GSA Annual Meeting in Seattle, Washington, USA - 2017

Paper No. 257-2
Presentation Time: 9:00 AM-6:30 PM

ANTHROPOGENIC LANDSCAPE MODIFICATION ON A MAYA LOWLANDS TROPICAL CATENA


TREIN, Debora C., Anthropology, University of Washington, Seattle, 4218 Memorial Way Northeast, Seattle, WA 98105 and BEACH, Timothy P., Geography and the Environment, University of Texas at Austin, CLA Bldg. Rm. 3.306, A3100, 305 E. 23rd Street, Austin, TX 78712, dctrein@uw.edu

Ongoing geoarchaeological investigations in the Three Rivers Region since 1995 indicate the ancient Maya greatly altered their surrounding landscape to maximize agricultural productivity; these modifications include the building of terraces and drainages, truncating backslopes, and aggrading footslopes. At the urban site of La Milpa and its immediate surroundings, terrace and drainage construction peaked during the Late Classic period (ca. 550 – 850 A.D.), a time of heightened population pressure and increasing environmental instability.

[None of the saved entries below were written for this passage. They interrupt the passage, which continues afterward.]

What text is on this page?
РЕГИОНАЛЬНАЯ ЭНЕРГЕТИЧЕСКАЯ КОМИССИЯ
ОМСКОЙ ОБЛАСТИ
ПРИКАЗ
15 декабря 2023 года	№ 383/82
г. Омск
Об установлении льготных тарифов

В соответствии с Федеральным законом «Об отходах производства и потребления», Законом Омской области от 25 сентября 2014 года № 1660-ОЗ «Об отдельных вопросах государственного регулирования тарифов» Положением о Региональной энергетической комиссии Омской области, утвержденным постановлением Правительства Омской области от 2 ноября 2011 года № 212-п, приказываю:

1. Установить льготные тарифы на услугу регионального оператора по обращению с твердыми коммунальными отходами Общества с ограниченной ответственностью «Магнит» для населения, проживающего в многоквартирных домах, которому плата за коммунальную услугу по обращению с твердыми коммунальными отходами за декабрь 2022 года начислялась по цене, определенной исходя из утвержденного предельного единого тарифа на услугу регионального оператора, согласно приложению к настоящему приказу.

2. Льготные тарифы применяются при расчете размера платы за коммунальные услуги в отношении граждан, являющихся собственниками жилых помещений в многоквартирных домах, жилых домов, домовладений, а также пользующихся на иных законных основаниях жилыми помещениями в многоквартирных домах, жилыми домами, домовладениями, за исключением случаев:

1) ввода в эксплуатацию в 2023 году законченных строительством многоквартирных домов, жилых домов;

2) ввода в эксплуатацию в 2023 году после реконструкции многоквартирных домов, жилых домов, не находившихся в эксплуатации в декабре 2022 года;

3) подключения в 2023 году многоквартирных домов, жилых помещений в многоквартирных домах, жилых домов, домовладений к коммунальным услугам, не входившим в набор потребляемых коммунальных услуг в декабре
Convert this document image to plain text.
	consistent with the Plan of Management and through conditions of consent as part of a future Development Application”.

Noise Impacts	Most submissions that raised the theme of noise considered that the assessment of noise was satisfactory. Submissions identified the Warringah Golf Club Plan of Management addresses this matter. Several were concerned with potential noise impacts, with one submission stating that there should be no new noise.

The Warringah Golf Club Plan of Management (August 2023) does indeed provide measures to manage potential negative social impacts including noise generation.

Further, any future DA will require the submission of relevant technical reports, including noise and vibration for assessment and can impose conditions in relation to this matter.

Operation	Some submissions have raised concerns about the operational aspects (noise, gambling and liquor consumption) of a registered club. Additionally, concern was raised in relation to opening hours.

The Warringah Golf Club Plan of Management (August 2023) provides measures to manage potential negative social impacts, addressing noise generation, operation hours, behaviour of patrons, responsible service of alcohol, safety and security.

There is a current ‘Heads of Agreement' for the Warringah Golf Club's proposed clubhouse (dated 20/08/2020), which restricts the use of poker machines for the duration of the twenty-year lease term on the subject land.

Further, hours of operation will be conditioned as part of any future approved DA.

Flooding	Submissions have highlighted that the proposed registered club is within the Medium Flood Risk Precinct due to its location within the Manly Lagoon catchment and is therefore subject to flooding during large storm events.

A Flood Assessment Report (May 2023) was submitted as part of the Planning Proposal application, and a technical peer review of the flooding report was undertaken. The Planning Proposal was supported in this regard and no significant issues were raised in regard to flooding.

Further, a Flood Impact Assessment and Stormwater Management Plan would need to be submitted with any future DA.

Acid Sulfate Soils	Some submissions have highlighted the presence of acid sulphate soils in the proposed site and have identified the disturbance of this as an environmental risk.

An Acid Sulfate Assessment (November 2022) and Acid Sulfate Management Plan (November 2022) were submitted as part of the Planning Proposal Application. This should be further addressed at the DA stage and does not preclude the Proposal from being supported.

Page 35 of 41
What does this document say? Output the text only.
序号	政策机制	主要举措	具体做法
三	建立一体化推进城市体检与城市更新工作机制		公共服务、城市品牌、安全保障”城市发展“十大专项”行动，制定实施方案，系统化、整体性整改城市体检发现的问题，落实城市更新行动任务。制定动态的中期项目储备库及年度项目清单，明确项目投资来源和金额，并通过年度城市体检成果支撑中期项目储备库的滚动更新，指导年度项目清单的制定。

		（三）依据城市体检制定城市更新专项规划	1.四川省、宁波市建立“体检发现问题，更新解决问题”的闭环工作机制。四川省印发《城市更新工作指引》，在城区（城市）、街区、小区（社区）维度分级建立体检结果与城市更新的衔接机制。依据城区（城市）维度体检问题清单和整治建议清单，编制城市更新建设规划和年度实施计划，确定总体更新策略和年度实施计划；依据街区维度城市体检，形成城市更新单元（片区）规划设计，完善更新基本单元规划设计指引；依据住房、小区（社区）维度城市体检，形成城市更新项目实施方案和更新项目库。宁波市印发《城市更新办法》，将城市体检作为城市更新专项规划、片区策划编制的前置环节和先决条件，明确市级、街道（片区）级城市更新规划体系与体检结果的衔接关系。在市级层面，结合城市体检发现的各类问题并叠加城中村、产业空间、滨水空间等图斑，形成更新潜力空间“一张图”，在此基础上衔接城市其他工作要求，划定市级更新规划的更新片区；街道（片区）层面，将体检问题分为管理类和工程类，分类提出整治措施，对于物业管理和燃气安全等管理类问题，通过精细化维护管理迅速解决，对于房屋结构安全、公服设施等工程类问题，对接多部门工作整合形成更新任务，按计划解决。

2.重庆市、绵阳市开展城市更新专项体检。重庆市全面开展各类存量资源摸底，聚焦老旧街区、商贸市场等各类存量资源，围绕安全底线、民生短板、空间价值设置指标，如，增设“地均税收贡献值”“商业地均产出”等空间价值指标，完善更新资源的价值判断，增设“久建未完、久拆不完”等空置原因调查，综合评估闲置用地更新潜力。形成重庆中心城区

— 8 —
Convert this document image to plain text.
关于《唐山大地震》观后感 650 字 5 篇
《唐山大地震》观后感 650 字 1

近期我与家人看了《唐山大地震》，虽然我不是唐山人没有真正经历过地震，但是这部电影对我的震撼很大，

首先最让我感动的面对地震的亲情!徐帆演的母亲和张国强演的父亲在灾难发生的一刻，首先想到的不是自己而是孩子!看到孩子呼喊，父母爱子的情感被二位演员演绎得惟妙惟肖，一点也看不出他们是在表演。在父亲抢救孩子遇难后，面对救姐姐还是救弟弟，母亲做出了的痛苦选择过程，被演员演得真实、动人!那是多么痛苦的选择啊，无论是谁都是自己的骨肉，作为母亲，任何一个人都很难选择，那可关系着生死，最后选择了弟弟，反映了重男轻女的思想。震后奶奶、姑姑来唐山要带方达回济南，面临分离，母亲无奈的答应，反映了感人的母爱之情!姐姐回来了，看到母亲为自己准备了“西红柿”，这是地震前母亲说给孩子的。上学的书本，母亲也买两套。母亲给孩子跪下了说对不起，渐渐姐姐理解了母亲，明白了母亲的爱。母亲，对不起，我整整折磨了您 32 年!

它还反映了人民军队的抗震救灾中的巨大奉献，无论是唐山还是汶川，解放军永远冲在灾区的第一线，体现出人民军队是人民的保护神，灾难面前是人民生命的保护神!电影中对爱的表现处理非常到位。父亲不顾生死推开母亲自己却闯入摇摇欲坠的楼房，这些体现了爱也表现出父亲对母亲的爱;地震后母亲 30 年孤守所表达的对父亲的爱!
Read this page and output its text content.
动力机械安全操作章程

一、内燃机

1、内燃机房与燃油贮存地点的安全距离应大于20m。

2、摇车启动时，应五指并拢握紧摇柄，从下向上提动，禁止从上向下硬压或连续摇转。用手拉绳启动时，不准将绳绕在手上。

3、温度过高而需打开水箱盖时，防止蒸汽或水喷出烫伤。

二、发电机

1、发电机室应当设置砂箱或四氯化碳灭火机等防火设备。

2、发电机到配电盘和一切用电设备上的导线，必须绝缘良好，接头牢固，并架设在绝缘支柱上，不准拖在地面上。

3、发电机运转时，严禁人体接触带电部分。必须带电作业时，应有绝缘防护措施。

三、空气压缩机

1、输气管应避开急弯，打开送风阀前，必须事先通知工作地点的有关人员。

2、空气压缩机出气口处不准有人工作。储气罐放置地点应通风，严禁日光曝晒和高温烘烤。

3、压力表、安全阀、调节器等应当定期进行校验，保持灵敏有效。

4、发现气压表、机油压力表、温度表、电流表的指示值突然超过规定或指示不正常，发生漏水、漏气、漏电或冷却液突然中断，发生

Geochemical characterization and carbon isotope (δ13C) analysis were used in association with archaeological excavations to understand the nature of human alteration of the landscape. A catena was excavated across an 8m-high limestone slope in tropical forest area that was culturally modified to support and stabilize a high volume of sediment. Using major elemental concentrations across the catena, we derived a measure (Ca + Mg) / (Al + Fe + Mn) of the relative age of soil catenas. At the crest, on the inside of the terrace, we found low (Ca + Mg) / (Al + Fe + Mn) ratios in a Ab horizon and high ratios in the C, AC, and A horizons above, indicating the relative youth of the horizons associated with terrace use. Further, carbon isotopes (δ13C) provided strong evidence for C4 species in the ancient terrace soil (of which Zea mays, or maize, is the principal plant associated with ancient Maya habitation) but only evidence for C3 species (like tropical trees) on the backslopes and other crest-shoulders, suggesting the use of the terrace for crop agriculture or that backslope soils eroded and then developed since Maya abandonment. This research sheds light into human impacts on landscapes during periods of terrace construction and use, the result of a strategy to stabilize cultivable sediment and maximize crop yields at a time when food security represented a challenge for the communities of the Three Rivers Region.